Are Jellyfish conscious? |
Of course much of this
depends on how we define terms. If by self-awareness, I mean that a living
entity will attempt to survive in its environment, avoid physical danger, adapt
to its surroundings, reproduce, and use strategies to find and consume food, we
will find that even a common jellyfish has consciousness.
The jellyfish is
transparent and has no brain, and yet jellyfish plagues have incapacitated
Japanese nuclear plants. Jellyfish are invertebrates. If we are to believe the
idea that primitive life forms evolved into more complex life forms why are
there still jellyfish? Unless we consider that the jellyfish is a perfectly
evolved life form, with excellent possibilities for survival and reproduction.
And yet with all the advancements in artificial intelligence even the most
well-equipped scientists armed with millions of man-hours of research, computers
capable of defeating chess champions, and billions of Internet connections,
find themselves completely unable to create a life form as primitive as a
jellyfish.
Rube Goldberg Machine |
If self-awareness
depends on the creation of a brain, why can't we create a brain? If life is
really a complex combination of chemicals, why can't chemists fabricate the
ingredients of life? After the moment of death, doctors say, "we lost him."
But the patient is still lying on the operating table.
"She's gone." |
What is it that was
lost?

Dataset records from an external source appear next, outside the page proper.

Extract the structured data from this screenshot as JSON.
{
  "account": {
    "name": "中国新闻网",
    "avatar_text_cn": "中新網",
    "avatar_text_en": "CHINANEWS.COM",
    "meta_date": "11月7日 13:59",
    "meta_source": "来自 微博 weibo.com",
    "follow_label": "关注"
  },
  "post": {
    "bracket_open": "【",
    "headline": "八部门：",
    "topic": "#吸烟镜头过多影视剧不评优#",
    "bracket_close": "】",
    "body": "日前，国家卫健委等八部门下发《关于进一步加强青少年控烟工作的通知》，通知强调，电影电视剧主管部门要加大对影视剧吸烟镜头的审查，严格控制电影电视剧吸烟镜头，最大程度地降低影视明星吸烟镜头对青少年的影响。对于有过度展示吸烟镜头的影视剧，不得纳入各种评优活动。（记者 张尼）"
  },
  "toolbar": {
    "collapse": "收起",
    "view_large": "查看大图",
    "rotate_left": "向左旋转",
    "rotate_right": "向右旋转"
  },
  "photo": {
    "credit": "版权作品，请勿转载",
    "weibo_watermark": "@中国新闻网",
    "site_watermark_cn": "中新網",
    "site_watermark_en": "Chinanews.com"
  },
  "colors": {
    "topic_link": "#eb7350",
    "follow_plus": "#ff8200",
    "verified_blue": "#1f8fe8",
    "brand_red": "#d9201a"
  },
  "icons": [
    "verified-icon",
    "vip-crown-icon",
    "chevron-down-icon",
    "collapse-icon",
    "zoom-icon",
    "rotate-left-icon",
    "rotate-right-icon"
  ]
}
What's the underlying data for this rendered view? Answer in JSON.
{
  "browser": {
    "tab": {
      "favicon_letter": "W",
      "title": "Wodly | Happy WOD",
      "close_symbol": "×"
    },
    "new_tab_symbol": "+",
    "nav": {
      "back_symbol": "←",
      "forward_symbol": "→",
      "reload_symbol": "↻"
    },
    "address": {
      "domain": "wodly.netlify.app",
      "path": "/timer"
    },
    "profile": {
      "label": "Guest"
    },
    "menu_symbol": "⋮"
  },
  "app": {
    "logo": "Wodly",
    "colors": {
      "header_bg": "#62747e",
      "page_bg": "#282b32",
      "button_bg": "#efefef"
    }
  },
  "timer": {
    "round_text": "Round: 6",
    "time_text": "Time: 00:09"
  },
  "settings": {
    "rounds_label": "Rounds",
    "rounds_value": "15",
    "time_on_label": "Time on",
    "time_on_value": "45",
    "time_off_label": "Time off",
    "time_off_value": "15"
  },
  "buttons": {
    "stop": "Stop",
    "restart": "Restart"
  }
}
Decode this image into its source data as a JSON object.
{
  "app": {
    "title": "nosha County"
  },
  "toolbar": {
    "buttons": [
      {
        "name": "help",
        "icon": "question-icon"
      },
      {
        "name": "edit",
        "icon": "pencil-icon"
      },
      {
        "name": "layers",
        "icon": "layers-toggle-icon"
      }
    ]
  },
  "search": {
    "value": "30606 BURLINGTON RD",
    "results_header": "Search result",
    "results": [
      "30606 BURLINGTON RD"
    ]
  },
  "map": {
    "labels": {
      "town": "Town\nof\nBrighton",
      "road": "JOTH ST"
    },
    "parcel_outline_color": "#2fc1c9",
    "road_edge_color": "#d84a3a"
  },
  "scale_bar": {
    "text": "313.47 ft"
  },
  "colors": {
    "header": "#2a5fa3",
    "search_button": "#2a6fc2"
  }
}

If life is merely stardust, why isn't it possible to revive the patient
at the time of death?
Why can't we bring people back? |
"But this is
absurd," you say. "Everyone knows this is impossible." I agree.
But then why accept a post-dated check saying that you will solve the mystery
of life sometime in the future?
My life is now. My
experience of reality is now. I experience myself as a living conscious being
in this very moment. I can feel my heartbeat, and my breath, coming and going.
I know I've been on this planet for over 60 years.
But what I once thought of as me is all gone
now. The rosy cheeked babe of 1953 is long gone. The little boy who used to
play in the snow in Connecticut is no longer with us. The bones I carry with me
today as an old man are different from the boyish skeleton I once used in the
1960s. And yet I feel that I'm still here.
Gone is the rosy-cheeked boy of yesteryear |
It's impossible to
understand who we really are by argument and debate. Intelligence derives from
negativity. I can tell you what something is not before I know what it is.
Whatever arguments and debates I can create for the existence of consciousness
can be defeated and refuted by others more clever than I.
And yet, beyond what I
might be able to prove logically, beyond what we might fit into an academic or
mathematical model, I have my own existential experience.
And as I draw breath
and observe my surroundings and take in the miracle of life, my own conscious
being is enough for me to understand that the eternal truths spoken of in all
the wisdom traditions of the world are not fantasy. I may not be able to
explain how life exists, but my reflection on consciousness and its reality
brings me to my next question, which is how to live.
How to Live? |
Questions about the
nature of the self and how to live are not new. These questions have been
contemplated by human beings for thousands of years.